Verbesserung der Bodengesundheit mit Hauskompost

Kompostarten
- Kaltkompostierung : Sammeln Sie organische Abfälle und lassen Sie diese mit der Zeit und minimalem Aufwand auf natürliche Weise zersetzen.
- Heißkompostierung : Durch aktives Verwalten einer Mischung aus stickstoff- und kohlenstoffreichen Materialien sowie Luft und Wasser wird die Zersetzung beschleunigt und in 1–3 Monaten Kompost hergestellt.
- Wurmkompostierung : Verwenden Sie Rotwürmer, die Essensreste fressen und so nährstoffreiche Ausscheidungen produzieren, die die Bodengesundheit verbessern.

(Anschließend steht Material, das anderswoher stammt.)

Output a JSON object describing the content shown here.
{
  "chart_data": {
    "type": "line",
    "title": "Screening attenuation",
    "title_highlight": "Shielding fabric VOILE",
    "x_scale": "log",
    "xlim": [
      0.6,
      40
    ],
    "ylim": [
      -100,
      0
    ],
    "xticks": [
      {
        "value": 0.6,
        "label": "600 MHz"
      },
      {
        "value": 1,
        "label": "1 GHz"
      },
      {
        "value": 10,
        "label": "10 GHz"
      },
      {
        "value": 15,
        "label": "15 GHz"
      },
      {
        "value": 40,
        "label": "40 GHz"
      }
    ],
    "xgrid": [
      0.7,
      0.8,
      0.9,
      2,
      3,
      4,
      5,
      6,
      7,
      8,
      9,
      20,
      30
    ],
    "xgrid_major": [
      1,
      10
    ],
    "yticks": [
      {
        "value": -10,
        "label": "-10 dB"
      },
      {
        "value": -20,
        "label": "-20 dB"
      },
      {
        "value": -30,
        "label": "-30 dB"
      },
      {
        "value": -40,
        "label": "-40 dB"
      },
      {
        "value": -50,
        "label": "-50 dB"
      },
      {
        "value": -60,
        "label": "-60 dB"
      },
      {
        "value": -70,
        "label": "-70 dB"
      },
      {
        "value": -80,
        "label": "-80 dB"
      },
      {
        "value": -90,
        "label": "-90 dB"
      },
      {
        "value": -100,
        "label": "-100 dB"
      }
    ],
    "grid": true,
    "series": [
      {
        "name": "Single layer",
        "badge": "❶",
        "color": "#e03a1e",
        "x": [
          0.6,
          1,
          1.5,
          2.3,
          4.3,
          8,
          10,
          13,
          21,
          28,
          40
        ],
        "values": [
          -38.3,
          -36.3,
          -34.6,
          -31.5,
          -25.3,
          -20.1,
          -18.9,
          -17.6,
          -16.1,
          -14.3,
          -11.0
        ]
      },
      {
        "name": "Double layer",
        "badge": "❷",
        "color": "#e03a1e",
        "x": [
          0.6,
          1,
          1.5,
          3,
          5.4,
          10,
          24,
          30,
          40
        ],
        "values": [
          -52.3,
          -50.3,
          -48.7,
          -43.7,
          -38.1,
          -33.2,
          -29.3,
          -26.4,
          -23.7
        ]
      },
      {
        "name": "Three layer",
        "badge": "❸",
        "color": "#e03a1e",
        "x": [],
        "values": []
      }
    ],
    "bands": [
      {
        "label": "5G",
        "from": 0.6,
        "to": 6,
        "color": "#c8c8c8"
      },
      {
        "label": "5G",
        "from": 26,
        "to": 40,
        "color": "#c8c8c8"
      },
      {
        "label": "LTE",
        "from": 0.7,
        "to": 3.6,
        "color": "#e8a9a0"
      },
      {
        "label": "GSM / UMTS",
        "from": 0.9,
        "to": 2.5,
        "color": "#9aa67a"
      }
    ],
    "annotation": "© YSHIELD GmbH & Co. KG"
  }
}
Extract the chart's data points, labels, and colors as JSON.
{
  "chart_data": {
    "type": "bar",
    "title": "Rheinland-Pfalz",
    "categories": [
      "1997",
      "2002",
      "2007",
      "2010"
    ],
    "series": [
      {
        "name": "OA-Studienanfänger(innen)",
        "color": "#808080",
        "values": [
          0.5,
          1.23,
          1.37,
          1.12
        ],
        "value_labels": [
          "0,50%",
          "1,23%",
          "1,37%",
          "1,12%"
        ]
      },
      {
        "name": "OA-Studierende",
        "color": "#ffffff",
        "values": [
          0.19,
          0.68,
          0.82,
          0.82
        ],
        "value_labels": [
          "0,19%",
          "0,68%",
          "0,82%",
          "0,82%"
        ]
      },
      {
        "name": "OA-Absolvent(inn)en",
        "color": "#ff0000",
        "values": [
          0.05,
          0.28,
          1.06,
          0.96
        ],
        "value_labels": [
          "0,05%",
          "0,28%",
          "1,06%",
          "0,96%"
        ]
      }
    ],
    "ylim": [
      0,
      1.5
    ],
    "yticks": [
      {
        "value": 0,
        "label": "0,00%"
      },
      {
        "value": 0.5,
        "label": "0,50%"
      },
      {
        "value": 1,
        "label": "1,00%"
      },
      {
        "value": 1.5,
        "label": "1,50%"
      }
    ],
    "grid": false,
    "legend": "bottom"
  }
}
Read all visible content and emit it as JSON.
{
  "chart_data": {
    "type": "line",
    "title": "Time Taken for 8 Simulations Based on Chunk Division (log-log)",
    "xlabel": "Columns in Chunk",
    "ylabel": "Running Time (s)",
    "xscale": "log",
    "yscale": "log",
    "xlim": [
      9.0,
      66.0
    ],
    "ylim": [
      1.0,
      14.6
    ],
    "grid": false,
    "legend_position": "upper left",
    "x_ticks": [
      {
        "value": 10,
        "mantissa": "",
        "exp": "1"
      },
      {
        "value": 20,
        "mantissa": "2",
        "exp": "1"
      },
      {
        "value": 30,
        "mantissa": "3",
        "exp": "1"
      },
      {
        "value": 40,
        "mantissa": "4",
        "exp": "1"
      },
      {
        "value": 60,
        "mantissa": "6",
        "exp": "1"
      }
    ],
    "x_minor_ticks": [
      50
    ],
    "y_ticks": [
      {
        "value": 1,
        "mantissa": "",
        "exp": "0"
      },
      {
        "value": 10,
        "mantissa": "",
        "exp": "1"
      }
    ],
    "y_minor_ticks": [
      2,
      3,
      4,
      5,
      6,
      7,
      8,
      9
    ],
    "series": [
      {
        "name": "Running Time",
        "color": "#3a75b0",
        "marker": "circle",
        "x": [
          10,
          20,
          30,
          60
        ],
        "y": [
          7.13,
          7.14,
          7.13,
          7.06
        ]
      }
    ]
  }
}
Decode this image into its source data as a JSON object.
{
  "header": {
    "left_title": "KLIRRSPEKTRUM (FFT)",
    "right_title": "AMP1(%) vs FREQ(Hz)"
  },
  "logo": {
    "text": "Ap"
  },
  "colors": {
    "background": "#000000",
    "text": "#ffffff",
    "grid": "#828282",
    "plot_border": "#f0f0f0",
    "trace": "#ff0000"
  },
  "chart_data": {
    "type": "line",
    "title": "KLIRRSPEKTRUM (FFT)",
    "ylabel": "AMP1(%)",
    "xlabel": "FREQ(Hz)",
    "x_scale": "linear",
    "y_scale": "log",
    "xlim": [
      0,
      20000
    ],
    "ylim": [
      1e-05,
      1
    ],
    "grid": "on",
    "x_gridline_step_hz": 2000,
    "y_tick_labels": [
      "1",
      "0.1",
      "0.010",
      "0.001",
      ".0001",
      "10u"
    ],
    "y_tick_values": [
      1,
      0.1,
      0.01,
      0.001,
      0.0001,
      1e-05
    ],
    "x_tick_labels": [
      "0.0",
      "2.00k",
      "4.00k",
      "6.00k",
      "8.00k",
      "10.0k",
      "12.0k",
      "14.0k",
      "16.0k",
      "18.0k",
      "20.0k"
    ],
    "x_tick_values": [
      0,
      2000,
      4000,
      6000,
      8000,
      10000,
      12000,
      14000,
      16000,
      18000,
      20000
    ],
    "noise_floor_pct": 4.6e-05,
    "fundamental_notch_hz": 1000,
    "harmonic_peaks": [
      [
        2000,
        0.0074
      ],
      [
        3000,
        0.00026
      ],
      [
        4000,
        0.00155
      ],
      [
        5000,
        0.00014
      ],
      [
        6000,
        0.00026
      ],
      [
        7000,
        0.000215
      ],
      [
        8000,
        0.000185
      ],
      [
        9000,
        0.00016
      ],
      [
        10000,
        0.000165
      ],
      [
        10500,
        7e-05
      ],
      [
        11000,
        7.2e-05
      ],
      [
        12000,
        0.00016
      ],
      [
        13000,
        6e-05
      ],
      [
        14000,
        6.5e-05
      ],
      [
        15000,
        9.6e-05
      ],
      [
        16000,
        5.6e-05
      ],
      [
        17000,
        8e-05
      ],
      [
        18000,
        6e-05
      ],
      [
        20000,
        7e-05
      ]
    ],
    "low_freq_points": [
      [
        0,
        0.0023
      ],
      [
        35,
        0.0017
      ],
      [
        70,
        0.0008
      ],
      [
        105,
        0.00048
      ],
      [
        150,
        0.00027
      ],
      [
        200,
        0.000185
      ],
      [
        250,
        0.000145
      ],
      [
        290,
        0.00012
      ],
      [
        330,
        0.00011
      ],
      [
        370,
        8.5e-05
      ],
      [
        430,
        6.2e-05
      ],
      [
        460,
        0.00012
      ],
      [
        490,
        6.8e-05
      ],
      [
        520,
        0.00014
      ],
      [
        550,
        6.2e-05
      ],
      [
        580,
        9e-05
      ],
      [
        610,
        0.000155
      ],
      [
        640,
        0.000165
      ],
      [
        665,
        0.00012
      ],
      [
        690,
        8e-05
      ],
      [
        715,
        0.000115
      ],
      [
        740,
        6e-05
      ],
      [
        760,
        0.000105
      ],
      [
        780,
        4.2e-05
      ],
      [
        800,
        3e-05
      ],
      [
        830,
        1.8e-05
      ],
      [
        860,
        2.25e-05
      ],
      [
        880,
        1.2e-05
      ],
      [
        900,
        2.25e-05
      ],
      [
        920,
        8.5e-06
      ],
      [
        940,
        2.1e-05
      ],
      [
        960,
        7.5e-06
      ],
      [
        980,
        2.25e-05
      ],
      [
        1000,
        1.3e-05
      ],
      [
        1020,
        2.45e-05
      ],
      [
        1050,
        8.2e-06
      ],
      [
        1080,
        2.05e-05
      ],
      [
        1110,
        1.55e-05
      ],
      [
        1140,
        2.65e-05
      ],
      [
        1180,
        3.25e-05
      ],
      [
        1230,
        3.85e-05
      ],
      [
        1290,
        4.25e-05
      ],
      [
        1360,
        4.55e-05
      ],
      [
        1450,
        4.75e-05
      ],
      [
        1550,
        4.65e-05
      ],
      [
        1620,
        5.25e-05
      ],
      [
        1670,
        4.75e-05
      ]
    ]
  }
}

Warum sollten wir kompostieren?
Vier Grundwerte von Kompost:
- Reduzieren Sie Abfall : Durch Kompostierung werden organische Materialien von Mülldeponien ferngehalten und der Methanausstoß verringert.
- Boden anreichern : Kompost fügt wichtige Nährstoffe hinzu und verbessert so Struktur, Fruchtbarkeit und Feuchtigkeit.
- Fördert Nachhaltigkeit : Kompostierung unterstützt das Ökosystem und reduziert die Abhängigkeit von chemischen Düngemitteln.
- Schützen Sie die Umwelt : Alle Menschen auf der Erde tun sich zusammen, um Kompost herzustellen und so für einen grüneren und gesünderen Ort zu sorgen.
Was kompostieren?
Sammeln Sie Gartenabfälle für Ihren Komposthaufen: Obst und Gemüse, Kaffeesatz, Eierschalen, trockene Blätter, gehacktes Holz und Rindenschnitzel, Stroh, …
Tipps :
- Bewahren Sie in der Küche einen Behälter für Kompostmaterialien auf.
- Bewahren Sie Küchenabfälle im Gefrierschrank auf, bis Sie sie auf den größeren Haufen im Freien legen.
- Vermeiden Sie die Zugabe von Fleischresten, Milchprodukten, Käse, Ölen oder chemisch behandeltem Holz, um Gerüche zu beseitigen.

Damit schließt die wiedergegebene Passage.